Knock, Knock (no joking...)
/We finally caught up with the 21st century in my house by installing an audio-enabled doorbell camera. Now I can stay seated in my chair to see if I want to ignore the doorbell pusher instead of having to sneak up to the door’s peephole. Despite its capabilities, though, the new doorbell is mostly a way for me to satisfy my curiosity and it’s on pace to do that at least six times a year!
“Curiosity” was my thought this morning while reading Deuteronomy 1, which also reminded me that “curiosity killed the cat.” Let me explain… In this chapter, Moses is talking to the people of Israel as they are about to enter their promised land of Canaan after a 40-year journey through the wilderness. It’s the land God promised in a covenant with Abraham several hundred years earlier and Moses wanted to encourage them to be enter the land with appreciation and in obedience to God.
It was more than just a pep-talk, though. He also recounted their 40 years of wandering to set up the significance of what they were about to do, and it was not a rosy history. In fact, Moses reminded them (verses 19-46) that their wandering had been a punishment for not trusting God when they sent spies to scout the opposition when they were on the verge of entering earlier. Yep, 40 years earlier. (Doh!)

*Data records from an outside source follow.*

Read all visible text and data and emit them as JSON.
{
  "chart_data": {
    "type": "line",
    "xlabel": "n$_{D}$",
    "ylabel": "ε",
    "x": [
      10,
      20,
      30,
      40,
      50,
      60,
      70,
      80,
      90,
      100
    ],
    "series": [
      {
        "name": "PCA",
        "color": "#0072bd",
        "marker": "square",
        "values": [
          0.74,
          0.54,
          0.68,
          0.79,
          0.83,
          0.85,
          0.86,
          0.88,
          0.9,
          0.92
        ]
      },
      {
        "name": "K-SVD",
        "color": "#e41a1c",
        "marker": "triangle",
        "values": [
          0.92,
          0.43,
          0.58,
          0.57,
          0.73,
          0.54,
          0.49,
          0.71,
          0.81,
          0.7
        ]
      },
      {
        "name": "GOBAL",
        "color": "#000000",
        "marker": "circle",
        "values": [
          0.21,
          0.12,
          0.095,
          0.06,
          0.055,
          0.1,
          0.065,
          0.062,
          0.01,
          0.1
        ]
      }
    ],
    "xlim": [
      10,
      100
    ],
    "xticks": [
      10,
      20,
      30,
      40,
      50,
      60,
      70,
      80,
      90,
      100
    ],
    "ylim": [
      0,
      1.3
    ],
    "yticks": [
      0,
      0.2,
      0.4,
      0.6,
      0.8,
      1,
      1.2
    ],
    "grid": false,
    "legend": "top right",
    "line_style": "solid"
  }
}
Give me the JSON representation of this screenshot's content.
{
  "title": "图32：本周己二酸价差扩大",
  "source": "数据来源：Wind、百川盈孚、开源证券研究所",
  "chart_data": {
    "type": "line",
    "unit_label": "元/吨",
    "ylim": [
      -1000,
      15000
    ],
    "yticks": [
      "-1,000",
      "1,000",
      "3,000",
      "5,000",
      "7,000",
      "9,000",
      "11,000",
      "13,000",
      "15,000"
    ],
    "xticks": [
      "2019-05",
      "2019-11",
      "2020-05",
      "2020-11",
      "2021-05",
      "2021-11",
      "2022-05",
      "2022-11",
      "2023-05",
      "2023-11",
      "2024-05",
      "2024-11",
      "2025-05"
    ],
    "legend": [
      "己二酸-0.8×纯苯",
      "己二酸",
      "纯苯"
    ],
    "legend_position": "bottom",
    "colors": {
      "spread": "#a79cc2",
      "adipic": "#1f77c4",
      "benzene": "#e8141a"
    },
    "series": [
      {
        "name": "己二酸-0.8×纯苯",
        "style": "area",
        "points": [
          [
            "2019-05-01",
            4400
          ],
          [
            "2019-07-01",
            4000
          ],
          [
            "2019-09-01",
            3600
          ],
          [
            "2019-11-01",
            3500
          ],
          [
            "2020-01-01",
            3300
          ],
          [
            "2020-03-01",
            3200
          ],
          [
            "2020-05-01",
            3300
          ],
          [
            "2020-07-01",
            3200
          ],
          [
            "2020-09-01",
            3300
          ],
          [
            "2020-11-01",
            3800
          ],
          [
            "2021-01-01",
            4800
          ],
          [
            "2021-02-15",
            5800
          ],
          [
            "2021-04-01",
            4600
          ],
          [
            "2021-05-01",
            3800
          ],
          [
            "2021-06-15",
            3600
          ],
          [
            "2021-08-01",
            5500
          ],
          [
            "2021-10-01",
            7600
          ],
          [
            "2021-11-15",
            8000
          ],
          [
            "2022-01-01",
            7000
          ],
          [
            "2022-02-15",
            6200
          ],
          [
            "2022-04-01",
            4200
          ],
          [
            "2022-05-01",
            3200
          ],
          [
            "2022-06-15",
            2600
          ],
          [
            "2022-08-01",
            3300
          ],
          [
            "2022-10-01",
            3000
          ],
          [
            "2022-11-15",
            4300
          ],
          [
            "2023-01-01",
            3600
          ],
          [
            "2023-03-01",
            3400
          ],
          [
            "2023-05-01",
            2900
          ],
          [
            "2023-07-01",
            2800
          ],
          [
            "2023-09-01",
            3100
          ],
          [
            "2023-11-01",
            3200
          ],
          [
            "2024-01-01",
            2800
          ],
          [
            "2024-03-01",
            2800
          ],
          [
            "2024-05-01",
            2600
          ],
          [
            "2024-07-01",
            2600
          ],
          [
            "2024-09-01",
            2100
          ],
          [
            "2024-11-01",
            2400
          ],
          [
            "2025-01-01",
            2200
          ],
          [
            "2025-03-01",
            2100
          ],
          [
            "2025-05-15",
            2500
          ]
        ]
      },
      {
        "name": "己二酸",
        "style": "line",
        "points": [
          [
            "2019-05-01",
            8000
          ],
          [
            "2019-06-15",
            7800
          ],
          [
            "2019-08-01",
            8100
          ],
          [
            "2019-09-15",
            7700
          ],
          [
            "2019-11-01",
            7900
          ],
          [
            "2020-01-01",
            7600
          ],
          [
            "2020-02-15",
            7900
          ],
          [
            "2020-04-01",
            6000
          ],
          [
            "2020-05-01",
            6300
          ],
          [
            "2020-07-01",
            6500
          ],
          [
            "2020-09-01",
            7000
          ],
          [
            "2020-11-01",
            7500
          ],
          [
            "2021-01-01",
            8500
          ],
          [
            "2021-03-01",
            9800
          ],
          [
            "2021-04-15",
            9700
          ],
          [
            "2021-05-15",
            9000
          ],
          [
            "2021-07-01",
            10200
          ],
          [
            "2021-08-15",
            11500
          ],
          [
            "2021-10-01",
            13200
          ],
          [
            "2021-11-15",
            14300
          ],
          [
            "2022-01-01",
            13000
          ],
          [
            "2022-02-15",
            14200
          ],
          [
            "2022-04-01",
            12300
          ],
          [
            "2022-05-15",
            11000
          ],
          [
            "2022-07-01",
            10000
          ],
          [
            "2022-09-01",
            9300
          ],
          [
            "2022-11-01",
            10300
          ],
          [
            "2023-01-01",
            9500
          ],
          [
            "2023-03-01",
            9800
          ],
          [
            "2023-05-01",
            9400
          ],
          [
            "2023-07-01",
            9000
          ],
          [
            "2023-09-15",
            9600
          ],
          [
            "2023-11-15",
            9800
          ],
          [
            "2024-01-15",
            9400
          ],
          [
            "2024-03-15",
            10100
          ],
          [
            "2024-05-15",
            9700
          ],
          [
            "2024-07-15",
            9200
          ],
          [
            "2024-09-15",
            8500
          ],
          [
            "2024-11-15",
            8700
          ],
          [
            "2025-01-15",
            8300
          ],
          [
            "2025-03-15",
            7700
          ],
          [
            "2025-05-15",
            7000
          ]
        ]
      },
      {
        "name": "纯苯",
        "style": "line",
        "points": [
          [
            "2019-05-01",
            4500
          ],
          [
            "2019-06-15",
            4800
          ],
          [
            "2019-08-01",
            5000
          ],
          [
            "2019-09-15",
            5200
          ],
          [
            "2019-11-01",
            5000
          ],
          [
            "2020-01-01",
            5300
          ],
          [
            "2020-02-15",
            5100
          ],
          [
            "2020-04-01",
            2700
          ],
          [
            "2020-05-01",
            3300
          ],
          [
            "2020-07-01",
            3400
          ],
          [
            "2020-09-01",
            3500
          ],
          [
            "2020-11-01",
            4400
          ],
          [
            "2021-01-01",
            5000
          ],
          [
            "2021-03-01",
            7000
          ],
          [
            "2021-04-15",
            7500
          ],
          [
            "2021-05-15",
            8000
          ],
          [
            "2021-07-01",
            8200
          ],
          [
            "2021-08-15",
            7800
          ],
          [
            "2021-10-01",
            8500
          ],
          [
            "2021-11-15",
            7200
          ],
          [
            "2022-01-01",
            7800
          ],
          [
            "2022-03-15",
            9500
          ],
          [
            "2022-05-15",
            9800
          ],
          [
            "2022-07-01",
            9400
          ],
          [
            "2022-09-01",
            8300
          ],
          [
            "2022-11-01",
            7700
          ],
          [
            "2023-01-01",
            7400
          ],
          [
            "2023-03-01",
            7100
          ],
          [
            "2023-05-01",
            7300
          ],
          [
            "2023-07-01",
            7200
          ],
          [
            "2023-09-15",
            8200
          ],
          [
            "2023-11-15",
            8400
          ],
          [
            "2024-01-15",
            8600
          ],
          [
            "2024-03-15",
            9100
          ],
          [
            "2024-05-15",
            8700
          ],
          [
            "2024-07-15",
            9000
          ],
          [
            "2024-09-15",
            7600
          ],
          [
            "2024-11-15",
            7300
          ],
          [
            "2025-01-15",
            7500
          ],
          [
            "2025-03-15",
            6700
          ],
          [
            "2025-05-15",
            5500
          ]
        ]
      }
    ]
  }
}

So, to summarize Moses’ summary:
God promised the land to them.
He had proven that He could be trusted.
“The LORD your God who goes before you will Himself fight on your behalf, just as He did for you in Egypt before your eyes.” (1:30)
He loved them.
“In the wilderness… you saw how the LORD your God carried you, just as a man carries his son.” (1: 31).
Still, they wouldn’t believe unless they saw with their own eyes that God could be trusted. When they asked Moses to send the spies, Moses asked God. God could have said no, of course, but having already explained the consequences of doubting Him, He allowed them to act as free-will beings.
Just because God allows something doesn’t mean He blesses it, though. He does not authorize our sins, yet we sin. And this we have in common with those travelers—we also suffer the consequences of our freely made choices. For them, that meant not being able to enter their promised land when it was right there, just across the river. Nope, for that they would have to wait another 40 years. But why “40?” See God’s sentencing:
“According to the number of the days in which you spied out the land, forty days, a year for each day, you shall bear your iniquity forty years, and you shall know my displeasure.” (Num. 14:34)
Here’s the twist, though. If it looks like they were penalized for disobedience or for breaking one of His laws, they weren’t. They’d broken laws before without being punished (see the making of the golden calf, Exodus 32:1-6, et al). No, this penalty was justified by their unbelief. They did not trust what God had told them and needed to see for themselves. When He told them to go through the door, they needed to go look through the peephole first. Or as Matthew Henry said it, “They needed to light a candle to the sun.”
The sentence God gave them was much more than the 40 years of waiting, though. In fact, He sentenced everyone 20 years old and above (who sent the spies and all who rebelled after the spies’ bad report) to immediate death. Only Moses’ pleading stayed the execution when God amended His order to bar that group from ever entering Canaan. (Surely Moses’ appeal was from compassion, but maybe a little because he dreaded being the only counselor in what would have then become the world’s largest summer youth camp… for 40 years… in the dessert? Just sayin…")
So, here is Moses giving a recap to a group of people who were younger than 20 at the time of that rebellion, or had not yet been born, plus two other men. Joshua and Caleb had not believed the spies report but instead urged the people to trust God and so were not only spared the punishment but also honored. Everyone else (expect for those two and Moses) had by now died in the natural course of life.
God’s people had been on the doorstep of their promised land 40 years earlier and were days from entering, but on the threshold of His kingdom is not in His kingdom. And though being one of “His people” got them there, their unbelief kept them out and it will keep us out too, no matter how close we (think we) are.
Matthew Henry said that “Distrust of His power and goodness flows from a disbelief of His Word.” Distrust and disbelief are rebellions that fool us into thinking the cost of trusting Him is too great and are certain to keep us from crossing the threshold. But the cost of not trusting Him is all the greater because there will be a time when it is too late to trust. At the end, the untrusting, unbeliever will be like the one who knocks on the door to whom Jesus will say,
“Truly I say to you, I do not know you.” (Matt. 25:12)
I only hope that when I ring the doorbell, Jesus pushes the talk button and says, “Hold on, Don, I’ll be right there.”